Compare this to the $1.2 billion in revenue just among the top five teams in the SEC, the ACC, and the Big 12 in 2018. That may seem like an apple-to-oranges comparison, except that the work of these majority players of color supports exceedingly well-paid head coaches in football and in the other college power sport, basketball, nearly all of them White, as well as all other sports programs. (See Figure 2.)

Figure 2

Here is just one telling case in point from SEC powerhouse Louisiana State University, ranked fourth in revenues in 2018, according to the SBNation/Vox News website Banner Society:

In 2018, LSU’s athletic department reported $145 million in revenue to the NCAA. Of that, LSU reported $87 million came from football. But that doesn’t tell the whole story. LSU also reported $39 million from media rights, the result of the SEC’s negotiations with ESPN and CBS. The athletic department only credited $12 million of that to football, even though anyone in college sports would tell you the vast majority of CBS’s interest in the SEC was football-based.

Football’s real contribution was well over $100 million of LSU’s $145 million in total athletic money. But even going by LSU’s accounting, football made $55 million in profit. Men’s basketball and baseball, together, added a little less than $1 million. Everything else lost money, but thanks to football, the department still made about $8 million.

Then, there’s the economic engine of college football in college and university towns across the nation. Like the restaurant industry, most Americans didn’t realize how important hospitality and leisure activities were to the economic well-being of their fellow citizens. The largely uncontrolled spread of the coronavirus in the spring and early summer made clear the economic importance of college sports in some of the towns and cities and rural communities in the South and Southeast, Midwest, and Mountain West that are most passionate about college football.

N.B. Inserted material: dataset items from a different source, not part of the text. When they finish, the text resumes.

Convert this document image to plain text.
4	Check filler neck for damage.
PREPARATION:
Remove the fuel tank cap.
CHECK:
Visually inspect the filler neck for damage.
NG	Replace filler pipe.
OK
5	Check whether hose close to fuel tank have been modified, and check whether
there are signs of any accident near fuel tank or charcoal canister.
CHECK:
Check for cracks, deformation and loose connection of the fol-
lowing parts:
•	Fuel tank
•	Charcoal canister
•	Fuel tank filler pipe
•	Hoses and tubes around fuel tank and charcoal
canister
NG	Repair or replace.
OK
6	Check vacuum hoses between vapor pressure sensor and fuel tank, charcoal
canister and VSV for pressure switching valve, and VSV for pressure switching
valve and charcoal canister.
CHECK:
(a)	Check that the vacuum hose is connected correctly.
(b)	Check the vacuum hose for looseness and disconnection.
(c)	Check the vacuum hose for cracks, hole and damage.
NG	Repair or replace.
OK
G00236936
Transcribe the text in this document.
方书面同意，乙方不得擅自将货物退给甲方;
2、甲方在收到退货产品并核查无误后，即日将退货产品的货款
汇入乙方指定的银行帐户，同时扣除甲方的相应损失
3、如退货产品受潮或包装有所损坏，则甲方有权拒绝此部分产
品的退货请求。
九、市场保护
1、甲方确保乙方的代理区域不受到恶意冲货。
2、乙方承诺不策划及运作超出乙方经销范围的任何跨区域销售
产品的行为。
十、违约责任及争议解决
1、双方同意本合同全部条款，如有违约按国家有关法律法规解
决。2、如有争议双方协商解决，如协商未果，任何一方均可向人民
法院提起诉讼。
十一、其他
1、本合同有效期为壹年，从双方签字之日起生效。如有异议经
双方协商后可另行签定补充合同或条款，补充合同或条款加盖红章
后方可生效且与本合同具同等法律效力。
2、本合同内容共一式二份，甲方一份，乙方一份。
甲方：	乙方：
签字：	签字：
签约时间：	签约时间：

Now, with the 2020 college football season over or seriously curtailed, business owners are facing heavy losses.

All of these data point to the economic importance of college football—especially to the importance of the players who are not paid to support this incredible economic edifice—and to the economic inequalities that are the sport’s very foundation. Seen in this light, the efforts by the SEC, ACC, and Big 12 conferences to play college football amid a pandemic that threatens players of color especially with possible career-ending sickness or even death before they ever get a shot at being paid as professional athletes means these conferences are ignoring longstanding health inequality along the lines of race and economic class on top of already egregious economic inequality.

This is the moment to come to grips with the intricacies of college football in our society amid the coronavirus recession and the enduring structural racism in our economy and society that underpins college football and also harms Black Americans and other Americans of color. College athletes are exploited while creating tremendous value during regular seasons, and their safety is put at further risk if they are to play during an uncontrolled pandemic. One way to address this problem may be the recently introduced “college athletes bill of rights” in the U.S. Senate by Sen. Cory Booker (D-NJ) and number of his colleagues. More immediately, a wise move could be for all conferences to pause this college football season because of the coronavirus pandemic and take the time to figure out how college sports, and college football in particular, could be more equitable and sustainable when the nation emerges from the coronavirus recession in 2021 or beyond.